鞄から水筒を出そうとすると、中身がもう入っていない事に気付いた。

(そうだった!!使う事無いと思って、全部飲んじゃったんだった!!!どうしよう・・・これだと攻撃する以前に、身を守る事も出来ない・・・)

すると夏子が少しずつ歩いてきた。足も燃えていた。

「あ・・・いや・・・だから・・・」

怖かった。後ずさっていると、躓き後ろに転んでしまった。

「あわわわ」

「なんで攻撃して来ないのかは分からないけど、貴方を敵と見なして攻撃させてもらうわ。大丈夫殺しはしないから」

夏子が美伽を真っ赤に燃えた左手で殴ろうとした。すると目の前でその手が止まった。

「止めろ。夏子」

夏子の手をギッシリと握り締めている手を見て、その人の顔を見た。

「隆君・・・」

「お前がどうしてここに居るのかは、後で聞くとする。どうして夏子。お前は美伽を攻撃しようとしてるんだ?」

「私達を尾行していたのは、こいつよ」

「だからって理由も聞かずに攻撃する必要も無いだろ。最近は刺客が増えてるからって警戒し過ぎだ。そんなにすぐ能力を使っていたら、いつか一般人にもバレちまうぞ」

夏子はポッキーを噛みながら

「もうその美伽さんには私の能力を見せちゃったけどね」

隆は美伽を見て

「こいつは大丈夫だ。美伽は俺が能力者だと知っているが、誰にも言っていない」

「なるほどね。でも敵じゃないという証拠は?」

「美伽は能力者じゃない。そうだよな?美伽」

「いや・・・」

「ん?どうした?」

「やっぱり能力者なのね?」

美伽はゆっくり頷いた。

「!?何!?」

「なんだ能力者じゃないの」

夏子の体が全身燃えだした。

「これは・・・」

「私の能力よ。

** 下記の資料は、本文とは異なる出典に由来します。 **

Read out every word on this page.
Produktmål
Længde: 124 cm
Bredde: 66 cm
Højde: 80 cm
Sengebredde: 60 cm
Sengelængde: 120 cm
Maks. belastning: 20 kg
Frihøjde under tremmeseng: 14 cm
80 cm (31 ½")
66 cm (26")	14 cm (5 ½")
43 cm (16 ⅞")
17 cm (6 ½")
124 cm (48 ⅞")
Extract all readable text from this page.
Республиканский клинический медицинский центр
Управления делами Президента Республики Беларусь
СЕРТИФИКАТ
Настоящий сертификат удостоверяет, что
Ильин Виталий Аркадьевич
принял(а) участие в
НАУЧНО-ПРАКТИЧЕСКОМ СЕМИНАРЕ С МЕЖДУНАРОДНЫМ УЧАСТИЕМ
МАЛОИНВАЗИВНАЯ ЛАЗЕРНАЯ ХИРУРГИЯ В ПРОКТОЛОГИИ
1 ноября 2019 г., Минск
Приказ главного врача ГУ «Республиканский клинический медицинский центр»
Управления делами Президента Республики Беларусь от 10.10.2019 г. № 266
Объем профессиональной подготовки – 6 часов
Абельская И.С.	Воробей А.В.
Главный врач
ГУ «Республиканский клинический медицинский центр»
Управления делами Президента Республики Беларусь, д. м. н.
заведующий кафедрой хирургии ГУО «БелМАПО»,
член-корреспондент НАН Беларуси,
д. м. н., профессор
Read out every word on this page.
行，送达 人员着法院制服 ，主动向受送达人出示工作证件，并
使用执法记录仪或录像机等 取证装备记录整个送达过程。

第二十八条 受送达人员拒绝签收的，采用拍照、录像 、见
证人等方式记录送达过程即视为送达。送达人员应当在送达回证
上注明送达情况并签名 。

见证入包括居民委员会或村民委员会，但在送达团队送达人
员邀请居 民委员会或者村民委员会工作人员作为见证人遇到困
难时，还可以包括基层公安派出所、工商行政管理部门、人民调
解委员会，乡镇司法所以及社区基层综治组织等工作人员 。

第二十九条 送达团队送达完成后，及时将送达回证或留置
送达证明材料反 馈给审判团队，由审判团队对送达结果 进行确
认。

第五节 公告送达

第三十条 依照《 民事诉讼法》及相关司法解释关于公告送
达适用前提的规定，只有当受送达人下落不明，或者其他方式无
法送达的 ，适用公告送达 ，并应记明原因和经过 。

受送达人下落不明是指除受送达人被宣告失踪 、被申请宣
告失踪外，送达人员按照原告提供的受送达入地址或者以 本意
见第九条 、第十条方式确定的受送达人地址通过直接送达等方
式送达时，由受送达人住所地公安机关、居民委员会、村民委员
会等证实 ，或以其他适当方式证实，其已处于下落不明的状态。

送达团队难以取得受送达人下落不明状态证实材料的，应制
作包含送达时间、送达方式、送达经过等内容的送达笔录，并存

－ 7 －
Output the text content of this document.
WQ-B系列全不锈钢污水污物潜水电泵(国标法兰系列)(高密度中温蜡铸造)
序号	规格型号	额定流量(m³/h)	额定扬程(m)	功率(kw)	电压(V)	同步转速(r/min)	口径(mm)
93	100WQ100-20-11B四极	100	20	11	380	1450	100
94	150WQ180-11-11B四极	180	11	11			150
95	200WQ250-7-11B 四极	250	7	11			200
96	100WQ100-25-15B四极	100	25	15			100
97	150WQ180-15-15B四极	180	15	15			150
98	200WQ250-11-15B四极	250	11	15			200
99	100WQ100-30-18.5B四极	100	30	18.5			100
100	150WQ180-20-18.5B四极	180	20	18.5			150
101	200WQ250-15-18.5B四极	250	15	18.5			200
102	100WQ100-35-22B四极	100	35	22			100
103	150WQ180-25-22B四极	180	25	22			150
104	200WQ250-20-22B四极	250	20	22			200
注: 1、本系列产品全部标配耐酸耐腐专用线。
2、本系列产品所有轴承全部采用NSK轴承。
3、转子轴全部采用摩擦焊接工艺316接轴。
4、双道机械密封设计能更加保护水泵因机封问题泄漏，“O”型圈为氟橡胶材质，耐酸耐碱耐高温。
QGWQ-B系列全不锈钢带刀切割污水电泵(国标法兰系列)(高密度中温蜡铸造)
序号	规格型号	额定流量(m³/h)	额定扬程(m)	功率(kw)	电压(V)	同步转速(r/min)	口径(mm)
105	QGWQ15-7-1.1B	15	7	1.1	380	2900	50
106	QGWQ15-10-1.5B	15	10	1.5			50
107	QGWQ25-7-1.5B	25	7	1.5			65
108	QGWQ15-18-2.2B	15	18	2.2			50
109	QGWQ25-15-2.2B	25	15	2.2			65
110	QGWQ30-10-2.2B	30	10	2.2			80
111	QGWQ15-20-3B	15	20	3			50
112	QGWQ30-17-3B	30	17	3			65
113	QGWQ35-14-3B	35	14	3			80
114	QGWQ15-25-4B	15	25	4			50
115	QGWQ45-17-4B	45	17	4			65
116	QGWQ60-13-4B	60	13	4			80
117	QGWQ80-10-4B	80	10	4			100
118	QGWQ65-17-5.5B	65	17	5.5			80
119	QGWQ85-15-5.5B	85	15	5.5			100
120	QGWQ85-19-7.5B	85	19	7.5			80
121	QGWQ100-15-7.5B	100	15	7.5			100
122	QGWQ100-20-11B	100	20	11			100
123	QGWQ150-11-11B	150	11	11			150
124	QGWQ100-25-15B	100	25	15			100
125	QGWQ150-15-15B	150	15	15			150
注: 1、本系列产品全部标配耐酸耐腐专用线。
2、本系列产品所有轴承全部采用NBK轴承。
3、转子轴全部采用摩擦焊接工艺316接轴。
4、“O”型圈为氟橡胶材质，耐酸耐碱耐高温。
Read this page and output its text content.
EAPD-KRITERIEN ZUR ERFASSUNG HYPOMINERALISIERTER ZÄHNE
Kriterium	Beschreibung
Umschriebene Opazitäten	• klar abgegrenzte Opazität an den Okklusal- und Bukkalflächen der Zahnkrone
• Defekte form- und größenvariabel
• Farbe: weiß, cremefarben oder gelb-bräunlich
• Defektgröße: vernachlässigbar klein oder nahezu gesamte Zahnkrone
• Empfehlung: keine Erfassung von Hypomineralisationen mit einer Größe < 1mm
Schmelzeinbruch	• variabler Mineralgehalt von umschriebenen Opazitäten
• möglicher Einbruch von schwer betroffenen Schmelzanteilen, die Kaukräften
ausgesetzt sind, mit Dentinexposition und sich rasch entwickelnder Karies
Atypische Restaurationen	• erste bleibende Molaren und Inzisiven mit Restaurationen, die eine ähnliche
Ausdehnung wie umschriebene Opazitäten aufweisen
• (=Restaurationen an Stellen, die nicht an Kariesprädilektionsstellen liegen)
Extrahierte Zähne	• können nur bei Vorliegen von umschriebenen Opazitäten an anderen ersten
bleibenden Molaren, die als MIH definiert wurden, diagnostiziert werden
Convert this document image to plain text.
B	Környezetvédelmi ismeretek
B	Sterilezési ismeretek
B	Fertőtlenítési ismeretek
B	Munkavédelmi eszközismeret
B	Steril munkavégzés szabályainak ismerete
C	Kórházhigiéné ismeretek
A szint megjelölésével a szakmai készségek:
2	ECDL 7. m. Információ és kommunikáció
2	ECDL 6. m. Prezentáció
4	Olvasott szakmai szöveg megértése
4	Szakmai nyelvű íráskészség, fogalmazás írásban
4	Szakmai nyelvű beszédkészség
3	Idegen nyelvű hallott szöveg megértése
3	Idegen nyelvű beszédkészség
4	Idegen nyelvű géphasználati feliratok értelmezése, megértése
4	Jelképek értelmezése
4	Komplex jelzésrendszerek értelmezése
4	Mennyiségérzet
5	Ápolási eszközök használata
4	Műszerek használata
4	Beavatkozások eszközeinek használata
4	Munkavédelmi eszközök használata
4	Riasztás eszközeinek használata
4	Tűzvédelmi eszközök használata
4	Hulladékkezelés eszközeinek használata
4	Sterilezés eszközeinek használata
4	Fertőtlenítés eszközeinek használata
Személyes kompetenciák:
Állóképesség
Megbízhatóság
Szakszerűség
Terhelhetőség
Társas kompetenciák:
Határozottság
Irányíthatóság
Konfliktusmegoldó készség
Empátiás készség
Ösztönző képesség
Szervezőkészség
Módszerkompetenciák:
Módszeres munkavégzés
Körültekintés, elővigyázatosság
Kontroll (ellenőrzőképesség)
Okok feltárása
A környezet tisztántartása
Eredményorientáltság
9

私は炎になる事が出来る能力。さぁ貴方の能力を見せなさいよ」

「チッ。全く」

隆の目に電流が何回か走った。

(どどどどどうしよう!!水があれば・・・)

美伽は焦った。体中から汗が出てきた。隆は夏子を見て言った。

「頭を冷やせ。最近刺客が多くて疲れているのは分かる。だからってすぐに決断して、攻撃するのは良くないと思うぞ」

すると夏子の燃えている右手が、美伽の目の前まで一気に来た。

「なっ!!まずい!!」

隆は体で夏子を抑えようとしたが、燃えているので、触る事さえ出来なかった。

「美伽さん!!これで終わりよ!!」

「美伽!!避けろ!!」

「こんなの避けられる訳がない!!!」

美伽は大きく叫んだ。もうすぐ目の前まで夏子の拳が来ていたので、避ける時間なんて無かった。